Department the previous day. Eaton asked the dispatcher for backup from the Augusta Police Department, stating, “Get somebody out here quick.” Defendant Levi Stumo, an Augusta police officer, responded to the call. The dispatcher informed Stumo that the man was “acting crazy” and did not have any clothes on. Eaton and Stumo met approximately 200 to 300 yards from the farm. Using binoculars, Eaton observed a black car and a man—who was now clothed—by the mailbox. The car had been driven into a snowbank on the side of the road. Neither Eaton nor Stumo recognized the

man and had no prior contacts with him. At Eaton’s request, the dispatcher ran a check on the license plate of the car.
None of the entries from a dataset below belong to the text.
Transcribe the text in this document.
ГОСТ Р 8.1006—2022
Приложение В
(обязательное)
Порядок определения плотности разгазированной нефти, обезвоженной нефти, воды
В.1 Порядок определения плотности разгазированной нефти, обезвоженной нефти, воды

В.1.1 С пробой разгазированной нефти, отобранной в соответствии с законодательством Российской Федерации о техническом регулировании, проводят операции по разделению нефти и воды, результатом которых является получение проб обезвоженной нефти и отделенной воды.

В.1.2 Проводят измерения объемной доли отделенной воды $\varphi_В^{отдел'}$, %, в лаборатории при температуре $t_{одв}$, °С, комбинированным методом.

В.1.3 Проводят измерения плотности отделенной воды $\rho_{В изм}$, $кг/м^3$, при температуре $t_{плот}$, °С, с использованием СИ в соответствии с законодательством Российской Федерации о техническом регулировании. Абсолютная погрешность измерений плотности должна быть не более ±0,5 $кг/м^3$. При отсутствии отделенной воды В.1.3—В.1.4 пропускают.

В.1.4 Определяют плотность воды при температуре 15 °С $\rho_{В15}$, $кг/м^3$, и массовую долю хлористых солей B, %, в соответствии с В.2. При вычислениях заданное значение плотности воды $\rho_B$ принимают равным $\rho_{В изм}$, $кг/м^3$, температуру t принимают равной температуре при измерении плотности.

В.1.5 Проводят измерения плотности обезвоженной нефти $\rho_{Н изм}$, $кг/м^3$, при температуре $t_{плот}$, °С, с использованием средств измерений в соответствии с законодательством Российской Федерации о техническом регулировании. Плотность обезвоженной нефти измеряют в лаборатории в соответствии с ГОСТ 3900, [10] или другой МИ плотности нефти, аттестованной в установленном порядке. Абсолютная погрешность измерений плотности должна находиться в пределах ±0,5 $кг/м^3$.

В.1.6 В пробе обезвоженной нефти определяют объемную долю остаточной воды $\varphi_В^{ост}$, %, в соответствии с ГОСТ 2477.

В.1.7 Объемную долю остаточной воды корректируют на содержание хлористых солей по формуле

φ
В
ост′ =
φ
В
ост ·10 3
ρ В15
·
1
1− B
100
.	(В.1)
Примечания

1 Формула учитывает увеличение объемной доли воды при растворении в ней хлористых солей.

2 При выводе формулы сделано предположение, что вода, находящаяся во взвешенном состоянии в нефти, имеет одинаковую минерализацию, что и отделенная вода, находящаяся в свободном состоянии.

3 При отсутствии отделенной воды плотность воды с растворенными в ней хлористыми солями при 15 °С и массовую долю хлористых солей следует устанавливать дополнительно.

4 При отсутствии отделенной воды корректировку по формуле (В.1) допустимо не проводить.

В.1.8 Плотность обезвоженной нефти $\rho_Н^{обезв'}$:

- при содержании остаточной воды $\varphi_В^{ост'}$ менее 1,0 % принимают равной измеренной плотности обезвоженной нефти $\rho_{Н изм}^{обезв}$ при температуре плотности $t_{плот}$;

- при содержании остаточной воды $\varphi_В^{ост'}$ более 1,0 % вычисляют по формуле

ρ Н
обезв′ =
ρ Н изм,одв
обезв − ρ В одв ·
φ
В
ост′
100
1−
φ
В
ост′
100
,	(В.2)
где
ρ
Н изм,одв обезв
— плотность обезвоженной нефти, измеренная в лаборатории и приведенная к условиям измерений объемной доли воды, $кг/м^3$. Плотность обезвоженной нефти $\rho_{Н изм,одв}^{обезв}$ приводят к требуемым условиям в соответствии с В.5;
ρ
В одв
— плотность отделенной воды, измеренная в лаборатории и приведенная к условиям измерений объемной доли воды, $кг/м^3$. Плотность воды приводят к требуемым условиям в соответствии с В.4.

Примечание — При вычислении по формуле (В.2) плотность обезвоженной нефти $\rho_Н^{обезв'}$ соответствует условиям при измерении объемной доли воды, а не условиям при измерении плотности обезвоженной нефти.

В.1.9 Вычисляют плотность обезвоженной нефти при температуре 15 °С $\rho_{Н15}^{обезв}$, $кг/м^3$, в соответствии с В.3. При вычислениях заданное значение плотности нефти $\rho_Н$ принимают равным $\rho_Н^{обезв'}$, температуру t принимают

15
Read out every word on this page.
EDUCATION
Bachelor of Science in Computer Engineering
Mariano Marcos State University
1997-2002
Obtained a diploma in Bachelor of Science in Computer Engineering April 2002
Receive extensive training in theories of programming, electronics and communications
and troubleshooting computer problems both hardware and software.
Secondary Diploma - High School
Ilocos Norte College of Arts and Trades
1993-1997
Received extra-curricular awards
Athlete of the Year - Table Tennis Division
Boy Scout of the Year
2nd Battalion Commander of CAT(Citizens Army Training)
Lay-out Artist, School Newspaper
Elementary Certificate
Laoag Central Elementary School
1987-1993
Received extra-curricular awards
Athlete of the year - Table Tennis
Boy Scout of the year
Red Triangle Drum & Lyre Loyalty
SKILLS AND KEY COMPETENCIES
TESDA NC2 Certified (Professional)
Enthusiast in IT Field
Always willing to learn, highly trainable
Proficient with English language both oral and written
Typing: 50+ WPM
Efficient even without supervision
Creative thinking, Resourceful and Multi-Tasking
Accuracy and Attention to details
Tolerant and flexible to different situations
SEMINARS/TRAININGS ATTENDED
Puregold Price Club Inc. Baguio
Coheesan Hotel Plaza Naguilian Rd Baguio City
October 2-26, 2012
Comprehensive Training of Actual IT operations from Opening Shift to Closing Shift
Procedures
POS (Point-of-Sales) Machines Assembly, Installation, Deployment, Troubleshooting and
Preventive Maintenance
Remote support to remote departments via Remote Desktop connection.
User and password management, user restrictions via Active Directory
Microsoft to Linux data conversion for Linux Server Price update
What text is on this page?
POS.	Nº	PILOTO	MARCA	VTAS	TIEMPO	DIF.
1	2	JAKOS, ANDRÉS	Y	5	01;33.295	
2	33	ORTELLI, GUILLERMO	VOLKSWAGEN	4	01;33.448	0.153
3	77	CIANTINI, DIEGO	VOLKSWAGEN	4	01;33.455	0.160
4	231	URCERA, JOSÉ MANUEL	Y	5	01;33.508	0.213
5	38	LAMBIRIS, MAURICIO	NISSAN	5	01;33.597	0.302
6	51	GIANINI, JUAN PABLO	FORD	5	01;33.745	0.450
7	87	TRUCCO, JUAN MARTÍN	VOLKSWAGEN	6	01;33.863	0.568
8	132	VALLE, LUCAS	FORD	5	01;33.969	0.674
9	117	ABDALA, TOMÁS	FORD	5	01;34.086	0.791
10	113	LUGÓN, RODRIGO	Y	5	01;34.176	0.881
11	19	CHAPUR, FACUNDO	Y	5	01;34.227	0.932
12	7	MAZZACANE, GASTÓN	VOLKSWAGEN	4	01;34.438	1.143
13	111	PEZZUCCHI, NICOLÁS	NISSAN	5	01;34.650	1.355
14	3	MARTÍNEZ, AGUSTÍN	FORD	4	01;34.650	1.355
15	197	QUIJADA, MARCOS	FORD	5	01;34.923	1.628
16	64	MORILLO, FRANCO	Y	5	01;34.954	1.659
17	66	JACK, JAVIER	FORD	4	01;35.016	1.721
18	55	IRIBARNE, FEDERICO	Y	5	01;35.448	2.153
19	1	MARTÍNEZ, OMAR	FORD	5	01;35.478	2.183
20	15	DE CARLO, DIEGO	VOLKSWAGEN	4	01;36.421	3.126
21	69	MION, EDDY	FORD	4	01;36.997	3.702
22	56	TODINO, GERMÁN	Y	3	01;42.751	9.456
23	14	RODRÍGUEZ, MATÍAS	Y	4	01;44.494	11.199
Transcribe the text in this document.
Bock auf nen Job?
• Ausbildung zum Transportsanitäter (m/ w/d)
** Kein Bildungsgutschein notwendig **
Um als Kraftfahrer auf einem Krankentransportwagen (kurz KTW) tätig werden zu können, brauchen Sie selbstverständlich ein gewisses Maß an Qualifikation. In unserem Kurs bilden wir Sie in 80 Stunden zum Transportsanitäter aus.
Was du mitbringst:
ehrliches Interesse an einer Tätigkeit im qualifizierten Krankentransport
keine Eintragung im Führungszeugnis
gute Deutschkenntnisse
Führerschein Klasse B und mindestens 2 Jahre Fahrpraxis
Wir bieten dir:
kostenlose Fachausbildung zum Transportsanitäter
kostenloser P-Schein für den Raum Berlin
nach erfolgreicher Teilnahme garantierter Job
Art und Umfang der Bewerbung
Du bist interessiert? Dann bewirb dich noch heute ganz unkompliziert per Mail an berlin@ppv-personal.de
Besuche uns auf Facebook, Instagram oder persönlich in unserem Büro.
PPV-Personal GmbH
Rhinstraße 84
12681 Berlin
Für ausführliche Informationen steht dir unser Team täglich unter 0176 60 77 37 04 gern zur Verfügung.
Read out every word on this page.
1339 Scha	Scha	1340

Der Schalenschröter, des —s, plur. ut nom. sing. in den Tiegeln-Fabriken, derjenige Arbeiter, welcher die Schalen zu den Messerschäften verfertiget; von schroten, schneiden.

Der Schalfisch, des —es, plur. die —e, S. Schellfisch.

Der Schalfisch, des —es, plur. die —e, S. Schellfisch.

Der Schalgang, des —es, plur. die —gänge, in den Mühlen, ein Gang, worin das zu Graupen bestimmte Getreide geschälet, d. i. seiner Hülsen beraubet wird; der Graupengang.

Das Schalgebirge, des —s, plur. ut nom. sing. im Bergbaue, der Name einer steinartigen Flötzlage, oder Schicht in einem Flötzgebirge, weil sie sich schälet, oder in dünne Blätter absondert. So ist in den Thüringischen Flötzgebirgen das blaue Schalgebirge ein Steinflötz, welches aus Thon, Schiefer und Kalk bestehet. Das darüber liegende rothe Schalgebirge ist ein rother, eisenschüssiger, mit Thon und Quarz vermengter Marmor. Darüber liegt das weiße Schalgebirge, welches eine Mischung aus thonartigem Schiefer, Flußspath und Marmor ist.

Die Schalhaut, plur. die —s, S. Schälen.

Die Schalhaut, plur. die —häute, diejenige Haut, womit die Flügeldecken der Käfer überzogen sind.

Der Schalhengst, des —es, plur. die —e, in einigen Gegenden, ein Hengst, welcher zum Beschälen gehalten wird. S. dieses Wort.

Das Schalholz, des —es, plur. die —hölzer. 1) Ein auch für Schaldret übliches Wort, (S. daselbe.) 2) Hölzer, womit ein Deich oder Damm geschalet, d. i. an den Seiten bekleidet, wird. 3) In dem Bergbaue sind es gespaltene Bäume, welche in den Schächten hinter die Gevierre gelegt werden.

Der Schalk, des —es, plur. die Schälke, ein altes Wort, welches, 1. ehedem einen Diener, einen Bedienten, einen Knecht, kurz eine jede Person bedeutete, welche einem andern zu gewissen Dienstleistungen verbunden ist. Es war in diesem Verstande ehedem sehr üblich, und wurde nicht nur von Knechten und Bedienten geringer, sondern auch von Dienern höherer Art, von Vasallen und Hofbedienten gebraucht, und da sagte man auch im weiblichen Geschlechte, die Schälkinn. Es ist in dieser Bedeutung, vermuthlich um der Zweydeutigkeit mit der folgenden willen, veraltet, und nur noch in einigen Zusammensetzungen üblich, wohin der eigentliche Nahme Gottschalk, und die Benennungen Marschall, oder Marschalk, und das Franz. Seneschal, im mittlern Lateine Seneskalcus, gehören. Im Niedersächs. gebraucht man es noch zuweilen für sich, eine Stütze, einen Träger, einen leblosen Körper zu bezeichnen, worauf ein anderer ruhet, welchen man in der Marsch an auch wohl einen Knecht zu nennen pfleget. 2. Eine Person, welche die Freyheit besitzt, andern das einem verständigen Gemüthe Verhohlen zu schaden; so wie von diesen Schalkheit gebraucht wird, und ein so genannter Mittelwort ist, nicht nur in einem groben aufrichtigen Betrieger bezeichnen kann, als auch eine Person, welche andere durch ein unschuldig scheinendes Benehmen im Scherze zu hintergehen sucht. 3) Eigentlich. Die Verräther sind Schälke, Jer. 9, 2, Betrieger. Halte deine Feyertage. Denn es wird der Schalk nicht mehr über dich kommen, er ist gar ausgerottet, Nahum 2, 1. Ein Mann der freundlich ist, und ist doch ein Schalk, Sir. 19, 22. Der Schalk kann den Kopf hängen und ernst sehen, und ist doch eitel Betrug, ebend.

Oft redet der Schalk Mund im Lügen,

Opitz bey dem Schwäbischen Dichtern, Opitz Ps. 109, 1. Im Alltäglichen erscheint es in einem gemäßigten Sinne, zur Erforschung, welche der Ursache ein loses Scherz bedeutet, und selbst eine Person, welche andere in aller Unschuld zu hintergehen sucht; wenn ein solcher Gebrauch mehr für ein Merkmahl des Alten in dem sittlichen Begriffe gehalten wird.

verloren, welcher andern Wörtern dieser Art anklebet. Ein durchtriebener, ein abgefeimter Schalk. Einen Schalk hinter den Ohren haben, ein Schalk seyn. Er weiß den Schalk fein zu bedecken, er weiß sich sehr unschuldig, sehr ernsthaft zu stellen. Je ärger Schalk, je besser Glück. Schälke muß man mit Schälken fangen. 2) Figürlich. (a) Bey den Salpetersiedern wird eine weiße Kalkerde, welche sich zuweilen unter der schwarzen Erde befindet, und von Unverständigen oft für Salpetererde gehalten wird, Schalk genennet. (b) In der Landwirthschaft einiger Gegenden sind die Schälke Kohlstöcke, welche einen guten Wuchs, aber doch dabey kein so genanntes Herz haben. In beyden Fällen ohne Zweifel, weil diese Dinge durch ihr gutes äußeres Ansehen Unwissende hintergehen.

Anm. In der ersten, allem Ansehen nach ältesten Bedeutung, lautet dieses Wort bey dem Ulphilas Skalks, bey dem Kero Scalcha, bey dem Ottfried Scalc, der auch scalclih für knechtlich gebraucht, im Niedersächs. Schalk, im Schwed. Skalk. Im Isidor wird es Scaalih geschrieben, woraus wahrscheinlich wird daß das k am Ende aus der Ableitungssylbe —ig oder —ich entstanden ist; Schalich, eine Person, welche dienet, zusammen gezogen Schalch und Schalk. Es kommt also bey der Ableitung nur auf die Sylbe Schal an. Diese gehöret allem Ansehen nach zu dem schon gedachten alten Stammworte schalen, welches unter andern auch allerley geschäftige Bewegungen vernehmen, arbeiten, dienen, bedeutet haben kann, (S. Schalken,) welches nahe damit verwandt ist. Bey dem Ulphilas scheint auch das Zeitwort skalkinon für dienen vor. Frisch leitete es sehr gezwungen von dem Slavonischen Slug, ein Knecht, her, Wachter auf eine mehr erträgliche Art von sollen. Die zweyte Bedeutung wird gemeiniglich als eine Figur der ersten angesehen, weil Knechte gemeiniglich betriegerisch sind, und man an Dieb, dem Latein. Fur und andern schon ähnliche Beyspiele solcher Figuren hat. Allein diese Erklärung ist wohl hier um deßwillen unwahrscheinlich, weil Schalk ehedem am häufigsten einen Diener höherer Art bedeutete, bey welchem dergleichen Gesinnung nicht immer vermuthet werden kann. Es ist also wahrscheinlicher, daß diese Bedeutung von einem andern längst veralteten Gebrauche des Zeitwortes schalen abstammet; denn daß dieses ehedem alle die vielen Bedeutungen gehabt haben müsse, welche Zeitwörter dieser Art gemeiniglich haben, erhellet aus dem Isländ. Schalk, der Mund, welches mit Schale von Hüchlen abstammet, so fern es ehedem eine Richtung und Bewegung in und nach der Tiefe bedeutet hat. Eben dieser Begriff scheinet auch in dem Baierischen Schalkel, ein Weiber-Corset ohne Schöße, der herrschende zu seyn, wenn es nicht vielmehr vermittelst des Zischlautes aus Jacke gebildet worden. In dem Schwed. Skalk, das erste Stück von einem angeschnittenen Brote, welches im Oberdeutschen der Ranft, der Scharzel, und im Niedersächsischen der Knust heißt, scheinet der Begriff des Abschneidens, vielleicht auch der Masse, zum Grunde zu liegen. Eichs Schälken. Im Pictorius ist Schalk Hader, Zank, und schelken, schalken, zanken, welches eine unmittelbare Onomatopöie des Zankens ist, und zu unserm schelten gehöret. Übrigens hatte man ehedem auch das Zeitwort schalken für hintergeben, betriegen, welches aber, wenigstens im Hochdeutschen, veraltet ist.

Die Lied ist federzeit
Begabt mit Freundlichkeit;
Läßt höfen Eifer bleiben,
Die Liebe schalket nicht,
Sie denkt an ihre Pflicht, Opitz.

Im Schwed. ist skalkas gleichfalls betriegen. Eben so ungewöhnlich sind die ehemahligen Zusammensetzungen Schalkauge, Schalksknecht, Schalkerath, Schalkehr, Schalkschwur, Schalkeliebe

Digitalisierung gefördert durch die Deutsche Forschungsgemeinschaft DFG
The dispatcher told Eaton that the car was owned by Trystan Meier, who was “subject to a 10-0,” meaning that he had a history of violence with law enforcement.1 The dispatcher also “did a run on Tyler Meier.” (The parties don’t cite evidence regarding why the dispatcher researched Tyler Meier, but defendants say it was because records identified him as a driver of the car.) The dispatcher reported that Tyler Meier was on probation and had a “flag for combative.”

Dkt. 37-1 (Trans. 5:25–6:15). Eaton and Stumo parked their squad cars approximately 20 to 25 feet away from Meier. As the officers approached Meier on foot, he began walking down the snow-covered road in the opposite direction. When the officers reached Meier, they spoke to him in a “calm and non-authoritative tone.” Dkt. 85, ¶ 31. They introduced themselves using their first names, asked Meier for his name, and told him they were there to help him.